Dieser ist auch zu entnehmen, dass ab 2018 in jedem Einzelfall ein umfangreiches Gesamtplanverfahren durchgeführt werden muss. Bisher wurde ein einfacheres Verfahren hauptsächlich im Bereich des stationären Wohnens und bei einem veränderten Hilfebedarf durchgeführt.

Neues Leistungsrecht gilt ab 2020

Wie Werner zu dem berichtete, gilt ab 2020 ein neues Leistungsrecht, in dem nicht mehr nach stationärem, teilstationären und ambulanten Hilfen unterschieden wird.

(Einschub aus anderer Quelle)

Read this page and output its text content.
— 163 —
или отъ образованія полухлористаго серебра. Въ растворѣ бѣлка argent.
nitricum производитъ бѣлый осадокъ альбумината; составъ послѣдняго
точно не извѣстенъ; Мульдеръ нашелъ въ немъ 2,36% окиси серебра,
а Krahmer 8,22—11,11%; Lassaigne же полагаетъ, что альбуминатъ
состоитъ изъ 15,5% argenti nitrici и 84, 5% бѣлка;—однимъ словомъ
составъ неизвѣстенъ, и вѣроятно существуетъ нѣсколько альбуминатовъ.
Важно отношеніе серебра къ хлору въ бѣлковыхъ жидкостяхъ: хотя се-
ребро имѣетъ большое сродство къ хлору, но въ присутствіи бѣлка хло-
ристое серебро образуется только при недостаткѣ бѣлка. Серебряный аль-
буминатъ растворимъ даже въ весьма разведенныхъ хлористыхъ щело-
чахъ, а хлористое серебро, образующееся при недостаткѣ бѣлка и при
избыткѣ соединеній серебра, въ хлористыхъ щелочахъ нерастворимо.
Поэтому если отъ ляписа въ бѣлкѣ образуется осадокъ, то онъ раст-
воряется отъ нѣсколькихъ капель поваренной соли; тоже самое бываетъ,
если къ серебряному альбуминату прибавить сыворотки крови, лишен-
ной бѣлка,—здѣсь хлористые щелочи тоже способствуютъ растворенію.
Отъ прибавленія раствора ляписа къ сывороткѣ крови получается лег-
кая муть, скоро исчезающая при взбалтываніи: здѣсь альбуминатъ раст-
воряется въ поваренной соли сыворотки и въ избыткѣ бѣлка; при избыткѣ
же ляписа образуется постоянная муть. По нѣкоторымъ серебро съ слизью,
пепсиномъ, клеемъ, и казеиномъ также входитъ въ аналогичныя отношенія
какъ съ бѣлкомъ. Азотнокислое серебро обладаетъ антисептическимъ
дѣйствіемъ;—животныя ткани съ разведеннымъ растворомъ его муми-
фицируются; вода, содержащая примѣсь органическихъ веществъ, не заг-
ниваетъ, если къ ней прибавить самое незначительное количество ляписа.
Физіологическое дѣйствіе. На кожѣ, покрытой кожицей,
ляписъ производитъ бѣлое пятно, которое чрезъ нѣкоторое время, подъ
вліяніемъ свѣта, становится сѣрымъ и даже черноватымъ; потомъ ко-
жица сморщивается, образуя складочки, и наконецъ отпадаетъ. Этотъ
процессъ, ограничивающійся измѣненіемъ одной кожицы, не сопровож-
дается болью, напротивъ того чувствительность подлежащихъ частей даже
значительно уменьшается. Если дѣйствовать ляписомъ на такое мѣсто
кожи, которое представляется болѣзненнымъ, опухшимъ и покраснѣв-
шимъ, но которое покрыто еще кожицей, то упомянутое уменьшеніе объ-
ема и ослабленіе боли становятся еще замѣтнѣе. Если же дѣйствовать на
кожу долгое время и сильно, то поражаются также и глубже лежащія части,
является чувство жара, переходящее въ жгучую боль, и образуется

Dann wird es nur noch existenzsichernde Leistungen zum Lebensunterhalt und Fachleistungen geben. Beide Leistungen müssen getrennt beantragt und entschieden werden, war weiter zu erfahren. „Das bedeutet, dass aus einem Fall zwei werden“, verwies der Fachbereichsleiter auf einen steigenden Arbeitsaufwand.

Die Verdoppelung der Fallzahlen bei unveränderter Menge der Leistungsempfänger werde auch unmittelbaren Einfluss auf den Personalbedarf haben. Landesweit brauche es 150 Mitarbeiter mehr, erklärte Werner. Der Kreis habe aber noch keine Anstrengung unternommen, Personal aufzubauen. In einem weiteren Schritt ab dem Jahr 2023 wird der anspruchsberechtigte Personenkreis neu definiert.

Mit Blick auf die finanziellen Auswirkungen steht fest, dass das Land die Deckung des Mehrbedarf durch die Umsetzung des BTHG erst ab 2020 zugesichert hat. Zur Abgeltung der bereits in den Jahren 2017 bis 2019 entstehenden Kosten wurde in der gemeinsamen Finanzkommission eine Gesamtsumme von 50 Millionen Euro vereinbart. Auf den heimischen Kreis entfallen für diese Periode 824 300 Euro.

Deutliche Kritik übte Christian Renkert (CDU). Es sei erschreckend, wie die Komplexität der Dinge steige, ohne dass es für Betroffene zu Verbesserungen komme. Dass ein solches Regelwerk nicht begrüßenswert sei, merkte Landrätin Marion Dammann an. Und: Die Aussage, dass die Umsetzung für die Kommunen kostenneutral erfolgen soll, bezweifelt sie: „Das löst bei mir ein Achtsamkeitssyndrom aus“, zeigte sich Dammann kritisch.